岡部麻衣・化粧品統括部 新宿化粧品営業部マーチャンダイザー(以下、岡部MD):実はビューティアポセカリーで販売していた頃から度々、「『シロ』として、世界を目指したいんです」と伺っていました。当時の「shiro」はスキンケアとフレグランスがメーンのブランドでしたが、「伊勢丹の1階を拝見すると、メイクブランドのパワーを感じます。私たちも、より多くのお客様を笑顔にできるような高揚感のあるメイクアイテムを揃え、世界で戦えるブランドを目指します」と言ってくださって。その後、伊勢丹新宿本店のリニューアルで1階をメイクワールドに刷新し、日本発のコスメブランドが並ぶ「ジャパン メイクゾーン」のエリアには日本を代表するメイクブランドを揃えると決めた時、「今、日本で一番勢いのあるブランドの1つである、『シロ』を導入できたら」と考えました。
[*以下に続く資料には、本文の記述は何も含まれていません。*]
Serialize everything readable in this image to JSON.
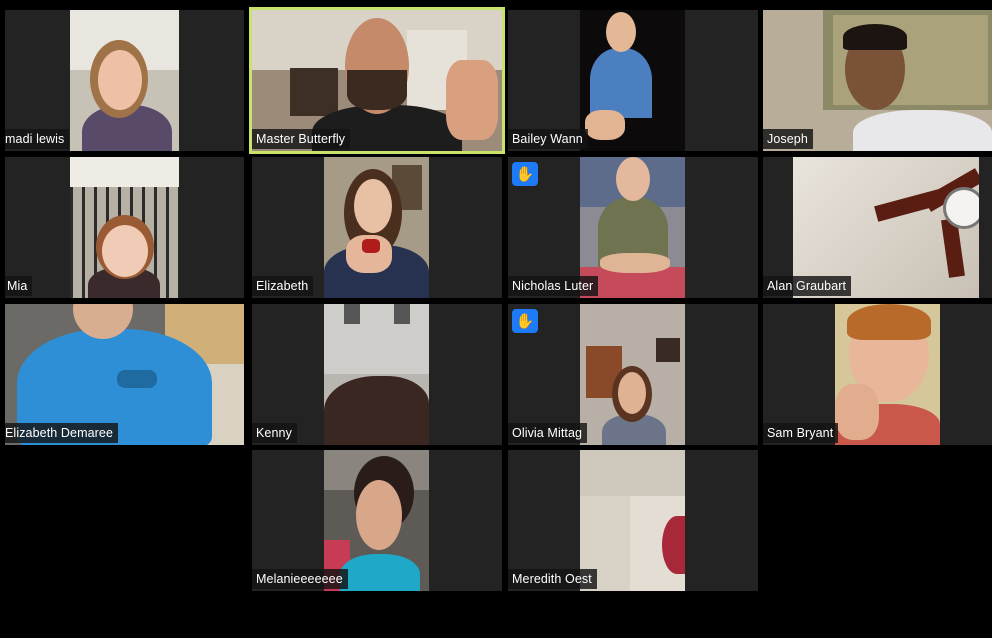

村上:ビューティアポセカリーで販売していた時の「shiro」は、どんなブランドでしたか?

岡部MD:「ナチュラルさ」「素材へのこだわり」「おしゃれな抜け感・空気感」で支持を得ていたブランドだったと思います。でも当時のままでは、「海外で戦えない」とずっと思っていらっしゃったことを伺っていました。
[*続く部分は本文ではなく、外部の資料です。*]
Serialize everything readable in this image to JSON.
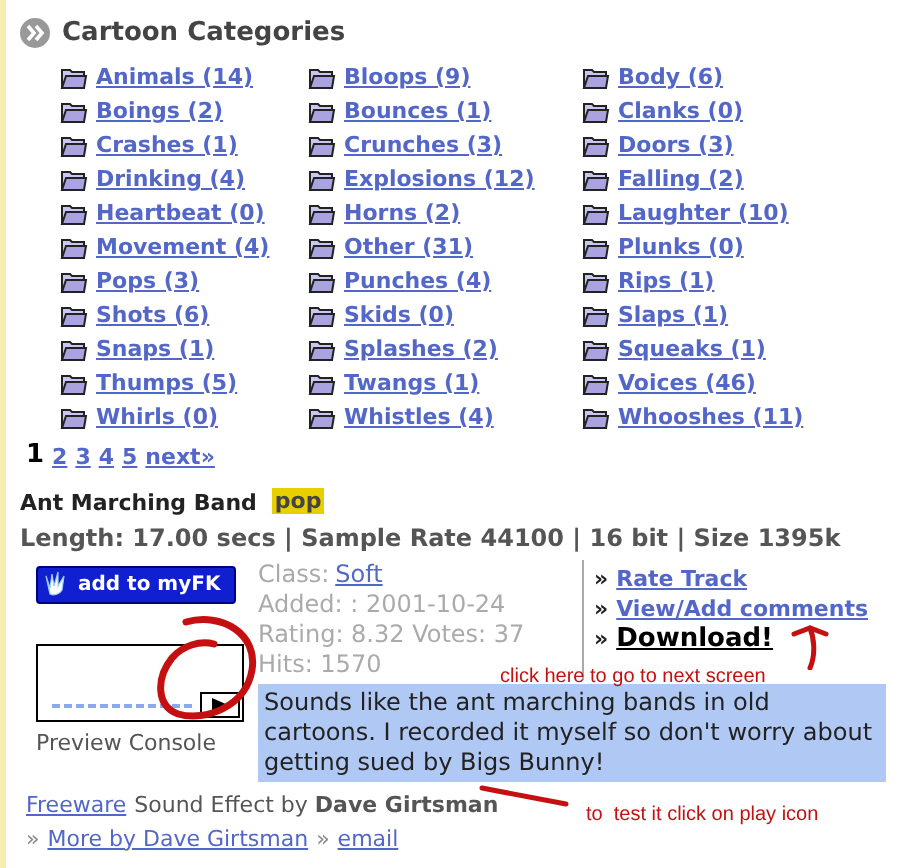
{
  "section": {
    "title": "Cartoon Categories"
  },
  "categories": [
    "Animals (14)",
    "Bloops (9)",
    "Body (6)",
    "Boings (2)",
    "Bounces (1)",
    "Clanks (0)",
    "Crashes (1)",
    "Crunches (3)",
    "Doors (3)",
    "Drinking (4)",
    "Explosions (12)",
    "Falling (2)",
    "Heartbeat (0)",
    "Horns (2)",
    "Laughter (10)",
    "Movement (4)",
    "Other (31)",
    "Plunks (0)",
    "Pops (3)",
    "Punches (4)",
    "Rips (1)",
    "Shots (6)",
    "Skids (0)",
    "Slaps (1)",
    "Snaps (1)",
    "Splashes (2)",
    "Squeaks (1)",
    "Thumps (5)",
    "Twangs (1)",
    "Voices (46)",
    "Whirls (0)",
    "Whistles (4)",
    "Whooshes (11)"
  ],
  "pagination": [
    {
      "label": "1",
      "selected": true
    },
    {
      "label": "2",
      "selected": false
    },
    {
      "label": "3",
      "selected": false
    },
    {
      "label": "4",
      "selected": false
    },
    {
      "label": "5",
      "selected": false
    },
    {
      "label": "next»",
      "selected": false
    }
  ],
  "sound": {
    "title": "Ant Marching Band",
    "tag": "pop",
    "specs": "Length: 17.00 secs | Sample Rate 44100 | 16 bit | Size 1395k",
    "add_button": "add to myFK",
    "class_label": "Class:",
    "class_value": "Soft",
    "added": "Added: : 2001-10-24",
    "rating": "Rating: 8.32 Votes: 37",
    "hits": "Hits: 1570",
    "actions": [
      {
        "bullet": "»",
        "label": "Rate Track",
        "kind": "link"
      },
      {
        "bullet": "»",
        "label": "View/Add comments",
        "kind": "link"
      },
      {
        "bullet": "»",
        "label": "Download!",
        "kind": "download"
      }
    ],
    "preview_label": "Preview Console",
    "description": "Sounds like the ant marching bands in old cartoons. I recorded it myself so don't worry about getting sued by Bigs Bunny!",
    "license": "Freeware",
    "credit": "Sound Effect by **Dave Girtsman**",
    "more_links": [
      {
        "bullet": "»",
        "label": "More by Dave Girtsman"
      },
      {
        "bullet": "»",
        "label": "email"
      }
    ]
  },
  "annotations": [
    {
      "text": "click here to go to next screen"
    },
    {
      "text": "to  test it click on play icon"
    }
  ]
}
村上:当時のイメージは、日本に限っていえば多くの女性を魅了できる特徴かもしれませんが、世界中の女性、男性、さまざまな志向の消費者にアプローチするには少し物足りないかもしれません。正直、日本の女性の多くと、世界の女性のブランドに対する感覚には、大きなギャップがあると感じています。

岡部MD:特に海外市場はボーダレス化が顕著で、ブランド側が既成の手法だけに基づいて消費者をセグメントしたり、顧客像を決めたりなんてナンセンス。世界のトップブランドはあらゆる年齢、国と地域、ジェンダー、志向のお客様が愛用しています。リニューアル後の「SHIRO」は、モードな印象のメイクアイテムや個性的な香りのパフュームなどを取り揃え、若い女性が好むブランドから、凛とした意思を持ちつつ、誰もが使えるトータルブランドに進化した印象です。
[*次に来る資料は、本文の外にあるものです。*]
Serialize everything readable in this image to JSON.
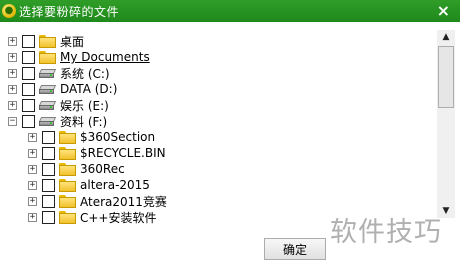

村上:確かにリニューアルでブランドイメージはガラッと変わりました。とはいえ、このリニューアルが賛否両論でした。

岡部MD:何かが変わった時、賛同する方と、違和感を覚える方がいらっしゃるのは世の常です。どちらの意見も真摯に受け止めるしかありません。その意味で「シロ」は、ネガティブな意見にも耳を傾けつつ、「それでも私たちは、こうなりたいんです」という意志を示された。結果、新たなビジョンでブランドの成長を加速しておられると思います。

村上:「シロ」を、改装した1階に移設してからの売り上げは?

岡部MD:想像以上です。リニューアル後は、常に売り上げ上位にランクインしています。ビューティアポセカリーでもパワーのあるブランドでしたが、「こんな力が、まだ眠っていたの!?」と思うほどです(笑)。ナチュラルコスメのファンはそのまま、ファッションへの関心が高くてトレンドに敏感なお客さまが増えていると感じます。海外のお客さまの購入も増えています。「シロ」は現状にとどまらず、まだまだ伸びると考えています。一方で伊勢丹新宿本店に「シロ」があることをご存知なかった方も多く、「顧客になり得る、新しいお客様はまだまだいるんだ」と実感しています。伊勢丹限定のリップやイベント限定のキットの反響は絶大で、フレグランスのアイテムはギフトとしても人気です。「シロ」は自前の生産網を持っているので、小回りが効くんです。ここまで規模を拡大させながら、限定品や追加注文にも柔軟なブランドは、私たちにとって本当にありがたい存在。自然由来にこだわり、酒かすやがごめ昆布など日本の素材をたくさん活用しています。まさに日本を代表するブランドといえるでしょう。

村上:これからの「シロ」に期待することは?

岡部MD:世界で戦うには、突き抜ける強さが必要です。「素晴らしい素材を使い、良い製品を作っている。だから、世界中の人に使ってもらいたい」という信念は、曲げないで欲しいですね。その部分はこれからも変えずに、より良い製品をお客様にお届けし、海外にも店舗を持つ伊勢丹と世界を目指していただけたら嬉しいです。